Keywords

These keywords were added by machine and not by the authors. This process is experimental and the keywords may be updated as the learning algorithm improves.

1 Introduction

The PBWT is a compressible data structure for storing haplotypes that provides an efficient search operation for subhaplotype matches [2]. Implementations, such as BGT (https://github.com/lh3/bgt), can be used to compactly store and query thousands of samples. The PBWT can also allow existing haplotype-based algorithms to work on much larger collections of haplotypes than would otherwise be practical [4]. In the PBWT, each site (corresponding to a genetic variant) is a binary feature and the sites are totally ordered. The input haplotypes to the PBWT are binary strings, with each element in the string indicating the state of a site. In the generalization we present, each input haplotype is a walk in a general bidirected graph. This allows haplotypes to be partial (they can start and end at arbitrary nodes) and to traverse arbitrary structural variation. It does not require the sites (nodes in the graph) to have a biologically relevant ordering to provide compression. However, despite these generalizations, the core data structures are similar, the compression still exploits genetic linkage and the haplotype matching algorithm is essentially the same.

2 Definitions

We define \(G = (V, E)\) as a genome graph in a bidirected formulation [5, 6]. Each node in V has a DNA-sequence label; a left, or \(5^\prime \), side; and a right, or \(3^\prime \), side. Each edge in E is a pairset of sides. The graph is not a multigraph: only one edge may connect a given pair of sides and thus only one self-loop can be present on any given side.
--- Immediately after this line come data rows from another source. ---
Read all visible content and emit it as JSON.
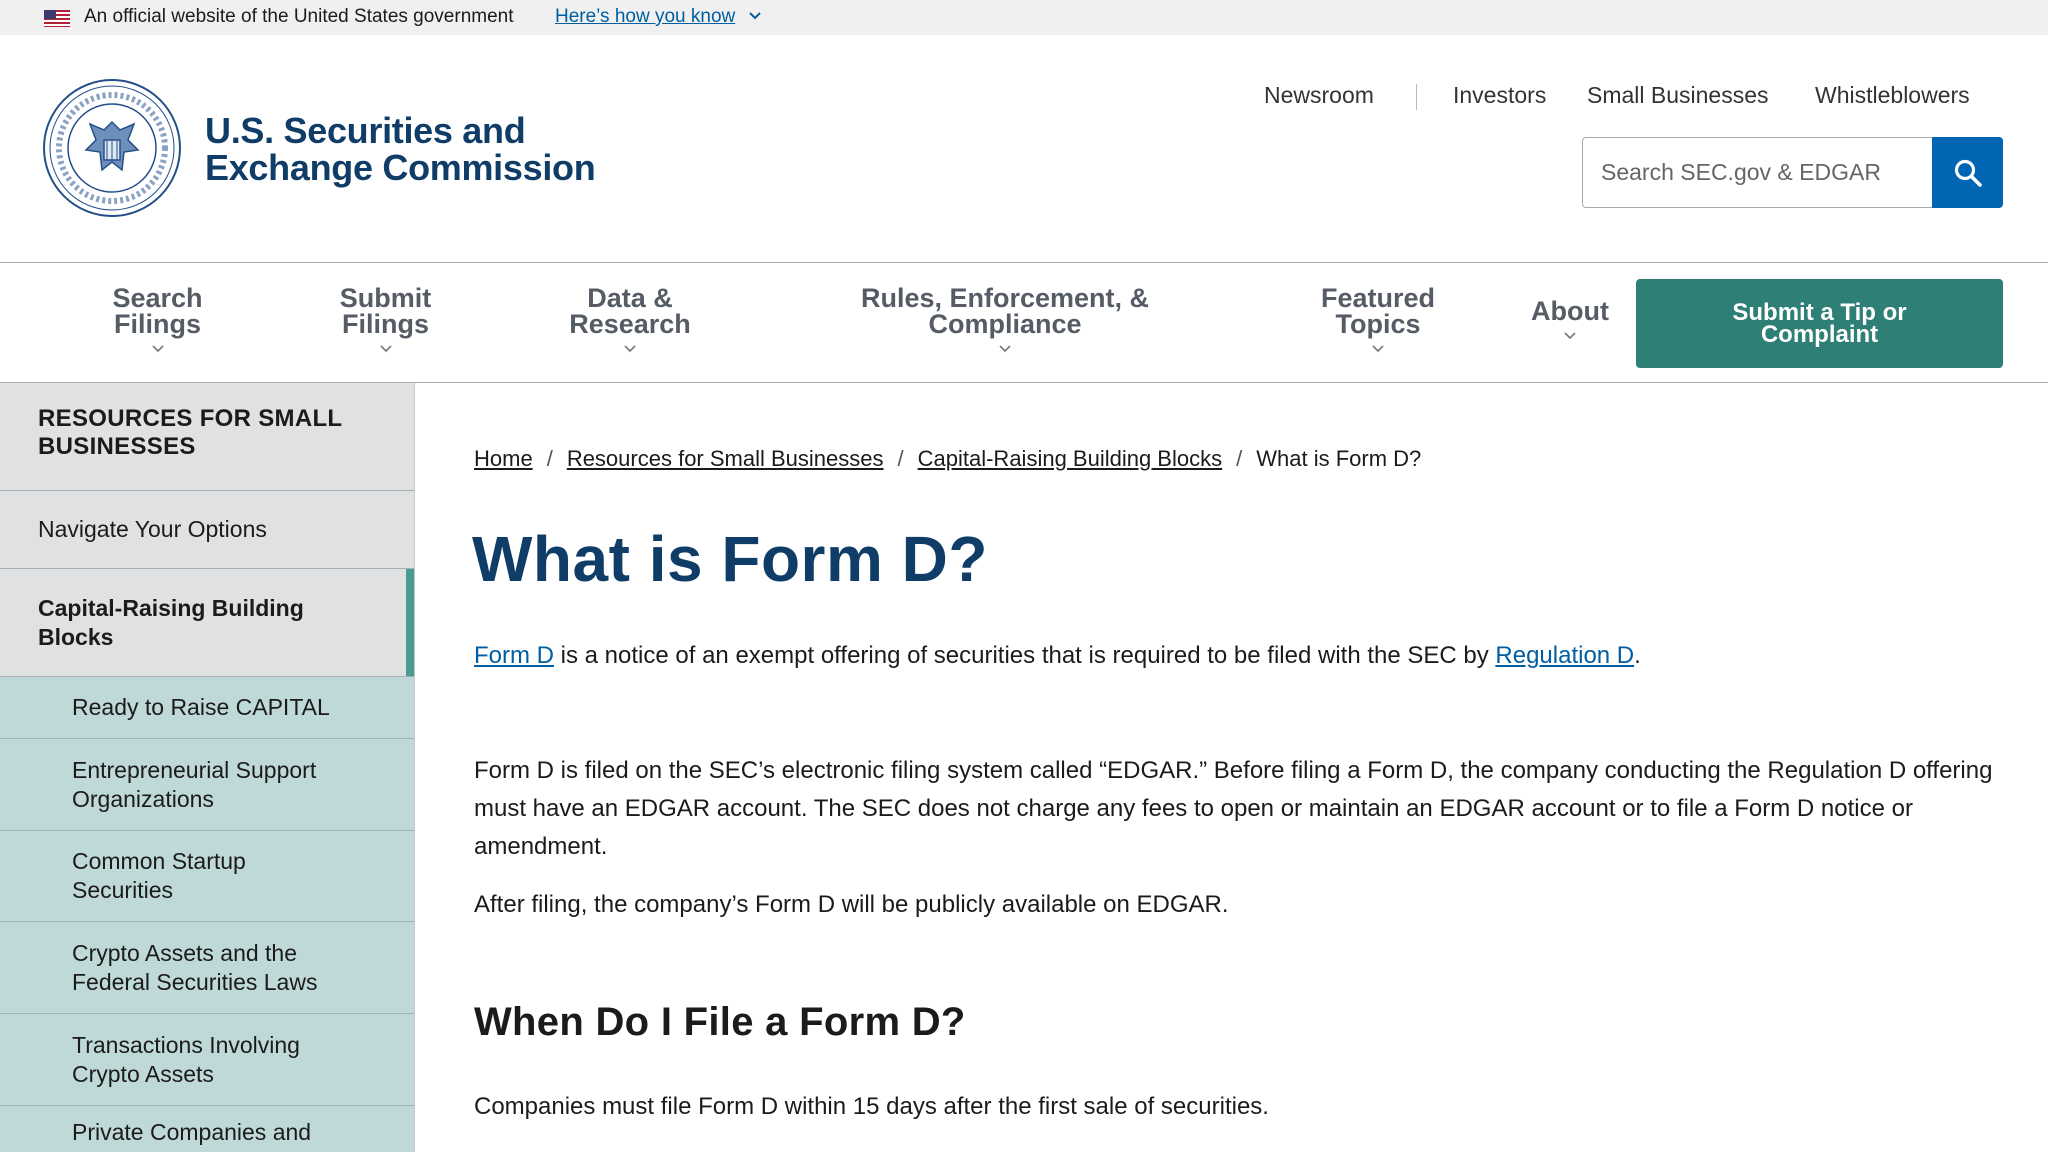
{
  "banner": {
    "text": "An official website of the United States government",
    "link": "Here’s how you know"
  },
  "logo": {
    "line1": "U.S. Securities and",
    "line2": "Exchange Commission"
  },
  "util_nav": [
    "Newsroom",
    "Investors",
    "Small Businesses",
    "Whistleblowers"
  ],
  "search": {
    "placeholder": "Search SEC.gov & EDGAR"
  },
  "main_nav": [
    {
      "line1": "Search",
      "line2": "Filings"
    },
    {
      "line1": "Submit",
      "line2": "Filings"
    },
    {
      "line1": "Data &",
      "line2": "Research"
    },
    {
      "line1": "Rules, Enforcement, &",
      "line2": "Compliance"
    },
    {
      "line1": "Featured",
      "line2": "Topics"
    },
    {
      "line1": "About",
      "line2": ""
    }
  ],
  "tip_button": {
    "line1": "Submit a Tip or",
    "line2": "Complaint"
  },
  "sidebar": {
    "heading_line1": "RESOURCES FOR SMALL",
    "heading_line2": "BUSINESSES",
    "item1": "Navigate Your Options",
    "active_line1": "Capital-Raising Building",
    "active_line2": "Blocks",
    "sub_items": [
      {
        "line1": "Ready to Raise CAPITAL",
        "line2": ""
      },
      {
        "line1": "Entrepreneurial Support",
        "line2": "Organizations"
      },
      {
        "line1": "Common Startup",
        "line2": "Securities"
      },
      {
        "line1": "Crypto Assets and the",
        "line2": "Federal Securities Laws"
      },
      {
        "line1": "Transactions Involving",
        "line2": "Crypto Assets"
      },
      {
        "line1": "Private Companies and",
        "line2": ""
      }
    ]
  },
  "breadcrumb": [
    "Home",
    "Resources for Small Businesses",
    "Capital-Raising Building Blocks",
    "What is Form D?"
  ],
  "page_title": "What is Form D?",
  "intro": {
    "link1": "Form D",
    "text": " is a notice of an exempt offering of securities that is required to be filed with the SEC by ",
    "link2": "Regulation D",
    "end": "."
  },
  "para2": "Form D is filed on the SEC’s electronic filing system called “EDGAR.” Before filing a Form D, the company conducting the Regulation D offering must have an EDGAR account. The SEC does not charge any fees to open or maintain an EDGAR account or to file a Form D notice or amendment.",
  "para3": "After filing, the company’s Form D will be publicly available on EDGAR.",
  "h2": "When Do I File a Form D?",
  "para4": "Companies must file Form D within 15 days after the first sale of securities.",
  "colors": {
    "brand_navy": "#0f3d67",
    "search_blue": "#0066b3",
    "tip_green": "#2e7f76",
    "sidebar_sub": "#bfd9d8",
    "link_blue": "#005ea2"
  }
}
We consider all the sides in the graph to be (arbitrarily) ordered relative to one another. We also define the idea of the opposite of a side s, with the notation \(\overline{s}\), meaning the side of s’s node which is not s (i.e. the left side of the node if s is the right side, and the right side of the node if s is the left side). Finally, we use the notation n(s) to denote the node to which a side s belongs.

Within the graph G, we define the concept of a thread, which can be used to represent a haplotype or haplotype fragment. A thread t on G is a reversible nonempty sequence of sides, such that for \(0 \le i < N\) sides \(t_{2i}\) and \(t_{2i+1}\) are opposites of each other, and such that G contains an edge connecting every pair of sides \(t_{2i}\) and \(t_{2i+1}\). In other words, a thread is a walk through the sides of the graph that alternates traversing nodes and traversing edges and which starts and ends with nodes. Note that a thread is reversible: exactly reversing the sequence of sides making up a thread produces an equivalent thread. We call a thread traversed in a certain direction an orientation.
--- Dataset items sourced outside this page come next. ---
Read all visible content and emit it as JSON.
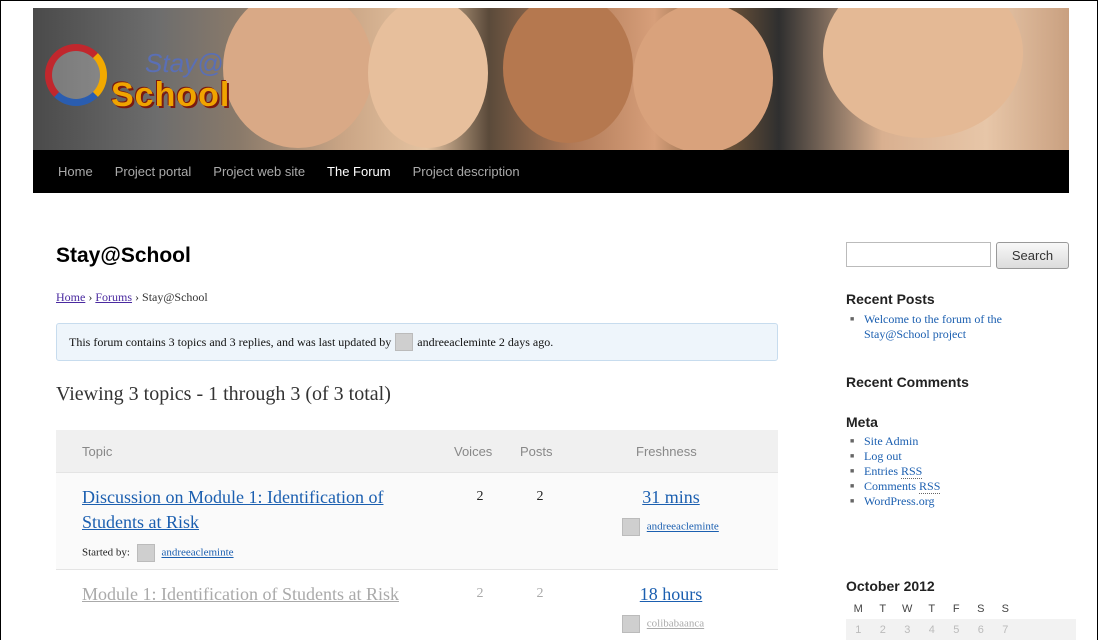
{
  "header": {
    "logo_text_top": "Stay@",
    "logo_text_bottom": "School"
  },
  "nav": {
    "items": [
      {
        "label": "Home"
      },
      {
        "label": "Project portal"
      },
      {
        "label": "Project web site"
      },
      {
        "label": "The Forum"
      },
      {
        "label": "Project description"
      }
    ],
    "active_index": 3
  },
  "main": {
    "title": "Stay@School",
    "breadcrumb": {
      "home": "Home",
      "sep": "›",
      "forums": "Forums",
      "current": "Stay@School"
    },
    "info": {
      "prefix": "This forum contains 3 topics and 3 replies, and was last updated by",
      "user": "andreeacleminte",
      "suffix": "2 days ago."
    },
    "viewing": "Viewing 3 topics - 1 through 3 (of 3 total)",
    "table": {
      "headers": {
        "topic": "Topic",
        "voices": "Voices",
        "posts": "Posts",
        "freshness": "Freshness"
      },
      "rows": [
        {
          "title": "Discussion on Module 1: Identification of Students at Risk",
          "started_label": "Started by:",
          "author": "andreeacleminte",
          "voices": "2",
          "posts": "2",
          "freshness": "31 mins",
          "fresh_user": "andreeacleminte"
        },
        {
          "title": "Module 1: Identification of Students at Risk",
          "voices": "2",
          "posts": "2",
          "freshness": "18 hours",
          "fresh_user": "colibabaanca"
        }
      ]
    }
  },
  "sidebar": {
    "search": {
      "placeholder": "",
      "button": "Search"
    },
    "recent_posts": {
      "heading": "Recent Posts",
      "items": [
        "Welcome to the forum of the Stay@School project"
      ]
    },
    "recent_comments": {
      "heading": "Recent Comments"
    },
    "meta": {
      "heading": "Meta",
      "items": [
        {
          "label": "Site Admin"
        },
        {
          "label": "Log out"
        },
        {
          "label_pre": "Entries ",
          "label_abbr": "RSS"
        },
        {
          "label_pre": "Comments ",
          "label_abbr": "RSS"
        },
        {
          "label": "WordPress.org"
        }
      ]
    },
    "calendar": {
      "heading": "October 2012",
      "weekdays": [
        "M",
        "T",
        "W",
        "T",
        "F",
        "S",
        "S"
      ],
      "days": [
        "1",
        "2",
        "3",
        "4",
        "5",
        "6",
        "7"
      ]
    }
  }
}
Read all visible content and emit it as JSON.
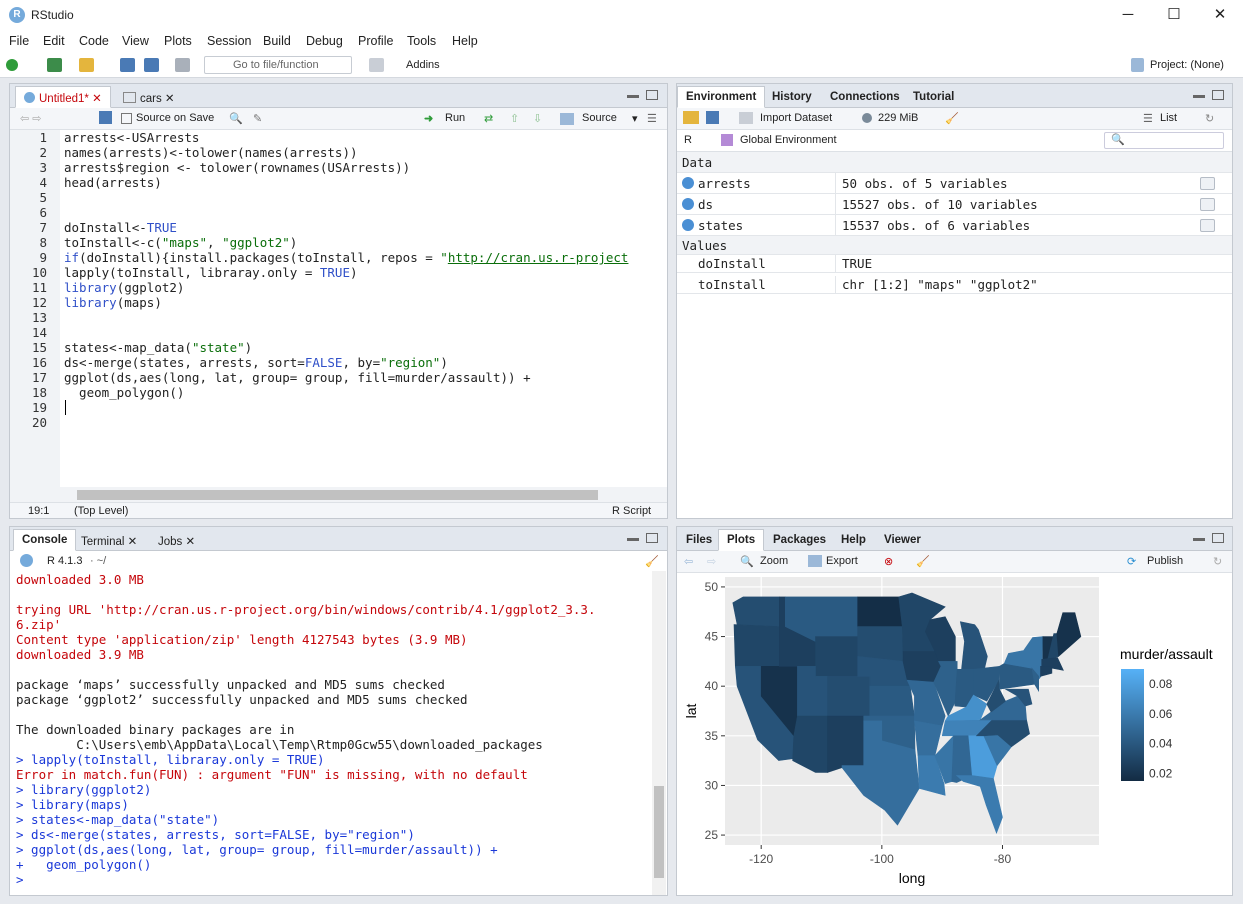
{
  "window": {
    "title": "RStudio",
    "minimize": "─",
    "maximize": "☐",
    "close": "✕"
  },
  "menu": [
    "File",
    "Edit",
    "Code",
    "View",
    "Plots",
    "Session",
    "Build",
    "Debug",
    "Profile",
    "Tools",
    "Help"
  ],
  "toolbar": {
    "goto_placeholder": "Go to file/function",
    "addins": "Addins",
    "project": "Project: (None)"
  },
  "editor": {
    "tabs": [
      "Untitled1*",
      "cars"
    ],
    "source_on_save": "Source on Save",
    "run": "Run",
    "source": "Source",
    "status": {
      "position": "19:1",
      "scope": "(Top Level)",
      "type": "R Script"
    },
    "lines": [
      [
        [
          "arrests<-USArrests",
          ""
        ]
      ],
      [
        [
          "names(arrests)<-tolower(names(arrests))",
          ""
        ]
      ],
      [
        [
          "arrests$region <- tolower(rownames(USArrests))",
          ""
        ]
      ],
      [
        [
          "head(arrests)",
          ""
        ]
      ],
      [],
      [],
      [
        [
          "doInstall<-",
          ""
        ],
        [
          "TRUE",
          "kw"
        ]
      ],
      [
        [
          "toInstall<-c(",
          ""
        ],
        [
          "\"maps\"",
          "str"
        ],
        [
          ", ",
          ""
        ],
        [
          "\"ggplot2\"",
          "str"
        ],
        [
          ")",
          ""
        ]
      ],
      [
        [
          "if",
          "kw"
        ],
        [
          "(doInstall){install.packages(toInstall, repos = ",
          ""
        ],
        [
          "\"",
          "str"
        ],
        [
          "http://cran.us.r-project",
          "lnk"
        ]
      ],
      [
        [
          "lapply(toInstall, libraray.only = ",
          ""
        ],
        [
          "TRUE",
          "kw"
        ],
        [
          ")",
          ""
        ]
      ],
      [
        [
          "library",
          "kw"
        ],
        [
          "(ggplot2)",
          ""
        ]
      ],
      [
        [
          "library",
          "kw"
        ],
        [
          "(maps)",
          ""
        ]
      ],
      [],
      [],
      [
        [
          "states<-map_data(",
          ""
        ],
        [
          "\"state\"",
          "str"
        ],
        [
          ")",
          ""
        ]
      ],
      [
        [
          "ds<-merge(states, arrests, sort=",
          ""
        ],
        [
          "FALSE",
          "kw"
        ],
        [
          ", by=",
          ""
        ],
        [
          "\"region\"",
          "str"
        ],
        [
          ")",
          ""
        ]
      ],
      [
        [
          "ggplot(ds,aes(long, lat, group= group, fill=murder/assault)) +",
          ""
        ]
      ],
      [
        [
          "  geom_polygon()",
          ""
        ]
      ],
      [],
      []
    ]
  },
  "console": {
    "tabs": [
      "Console",
      "Terminal",
      "Jobs"
    ],
    "version": "R 4.1.3",
    "path": "· ~/",
    "lines": [
      [
        "downloaded 3.0 MB",
        "red"
      ],
      [
        "",
        ""
      ],
      [
        "trying URL 'http://cran.us.r-project.org/bin/windows/contrib/4.1/ggplot2_3.3.",
        "red"
      ],
      [
        "6.zip'",
        "red"
      ],
      [
        "Content type 'application/zip' length 4127543 bytes (3.9 MB)",
        "red"
      ],
      [
        "downloaded 3.9 MB",
        "red"
      ],
      [
        "",
        ""
      ],
      [
        "package ‘maps’ successfully unpacked and MD5 sums checked",
        ""
      ],
      [
        "package ‘ggplot2’ successfully unpacked and MD5 sums checked",
        ""
      ],
      [
        "",
        ""
      ],
      [
        "The downloaded binary packages are in",
        ""
      ],
      [
        "        C:\\Users\\emb\\AppData\\Local\\Temp\\Rtmp0Gcw55\\downloaded_packages",
        ""
      ],
      [
        "> lapply(toInstall, libraray.only = TRUE)",
        "blue"
      ],
      [
        "Error in match.fun(FUN) : argument \"FUN\" is missing, with no default",
        "red"
      ],
      [
        "> library(ggplot2)",
        "blue"
      ],
      [
        "> library(maps)",
        "blue"
      ],
      [
        "> states<-map_data(\"state\")",
        "blue"
      ],
      [
        "> ds<-merge(states, arrests, sort=FALSE, by=\"region\")",
        "blue"
      ],
      [
        "> ggplot(ds,aes(long, lat, group= group, fill=murder/assault)) +",
        "blue"
      ],
      [
        "+   geom_polygon()",
        "blue"
      ],
      [
        "> ",
        "blue"
      ]
    ]
  },
  "environment": {
    "tabs": [
      "Environment",
      "History",
      "Connections",
      "Tutorial"
    ],
    "import": "Import Dataset",
    "memory": "229 MiB",
    "view": "List",
    "lang": "R",
    "scope": "Global Environment",
    "data_header": "Data",
    "values_header": "Values",
    "data": [
      [
        "arrests",
        "50 obs. of 5 variables"
      ],
      [
        "ds",
        "15527 obs. of 10 variables"
      ],
      [
        "states",
        "15537 obs. of 6 variables"
      ]
    ],
    "values": [
      [
        "doInstall",
        "TRUE"
      ],
      [
        "toInstall",
        "chr [1:2] \"maps\" \"ggplot2\""
      ]
    ]
  },
  "files": {
    "tabs": [
      "Files",
      "Plots",
      "Packages",
      "Help",
      "Viewer"
    ],
    "zoom": "Zoom",
    "export": "Export",
    "publish": "Publish"
  },
  "chart_data": {
    "type": "map",
    "xlabel": "long",
    "ylabel": "lat",
    "xticks": [
      -120,
      -100,
      -80
    ],
    "yticks": [
      25,
      30,
      35,
      40,
      45,
      50
    ],
    "xlim": [
      -126,
      -64
    ],
    "ylim": [
      24,
      51
    ],
    "legend": {
      "title": "murder/assault",
      "ticks": [
        0.08,
        0.06,
        0.04,
        0.02
      ],
      "range": [
        0.015,
        0.09
      ],
      "low_color": "#132b43",
      "high_color": "#56b1f7"
    }
  }
}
We consider G to have associated with it a collection of embedded threads, denoted as T. We propose an efficient storage and query mechanism for T given G.
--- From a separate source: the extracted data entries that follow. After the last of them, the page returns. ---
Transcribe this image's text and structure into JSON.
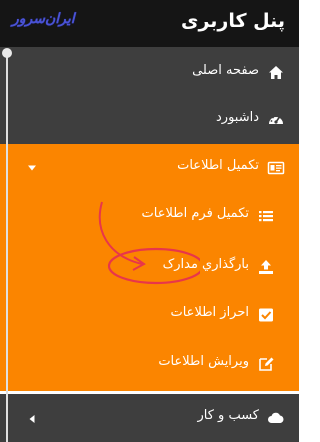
{
  "header": {
    "title": "پنل کاربری",
    "logo_text": "ایران‌سرور"
  },
  "menu": {
    "home": "صفحه اصلی",
    "dashboard": "داشبورد",
    "complete_info": "تکمیل اطلاعات",
    "complete_form": "تکمیل فرم اطلاعات",
    "upload_docs": "بارگذاري مدارک",
    "verify_info": "احراز اطلاعات",
    "edit_info": "ویرایش اطلاعات",
    "business": "کسب و کار"
  },
  "colors": {
    "accent": "#fb8500",
    "sidebar_bg": "#3e3e3e",
    "header_bg": "#151515",
    "annotation": "#e8364a"
  },
  "icons": {
    "home": "home-icon",
    "dashboard": "dashboard-icon",
    "complete_info": "id-card-icon",
    "complete_form": "list-icon",
    "upload_docs": "upload-icon",
    "verify_info": "check-square-icon",
    "edit_info": "edit-icon",
    "business": "cloud-icon"
  }
}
Our high-level strategy is to store T by grouping together threads that have recently visited the same sequences of sides, and storing in one place the next sides that those threads will visit. As with the Positional Burrows-Wheeler Transform, used to store haplotypes against a linear reference, and the ordinary Burrows-Wheeler transform, we consider the recent history of a thread to be a strong predictor of where the thread is likely to go next [2]. By grouping together the next side data such that nearby entries are likely to share values, we can use efficient encodings (such as run-length encodings) and achieve high compression.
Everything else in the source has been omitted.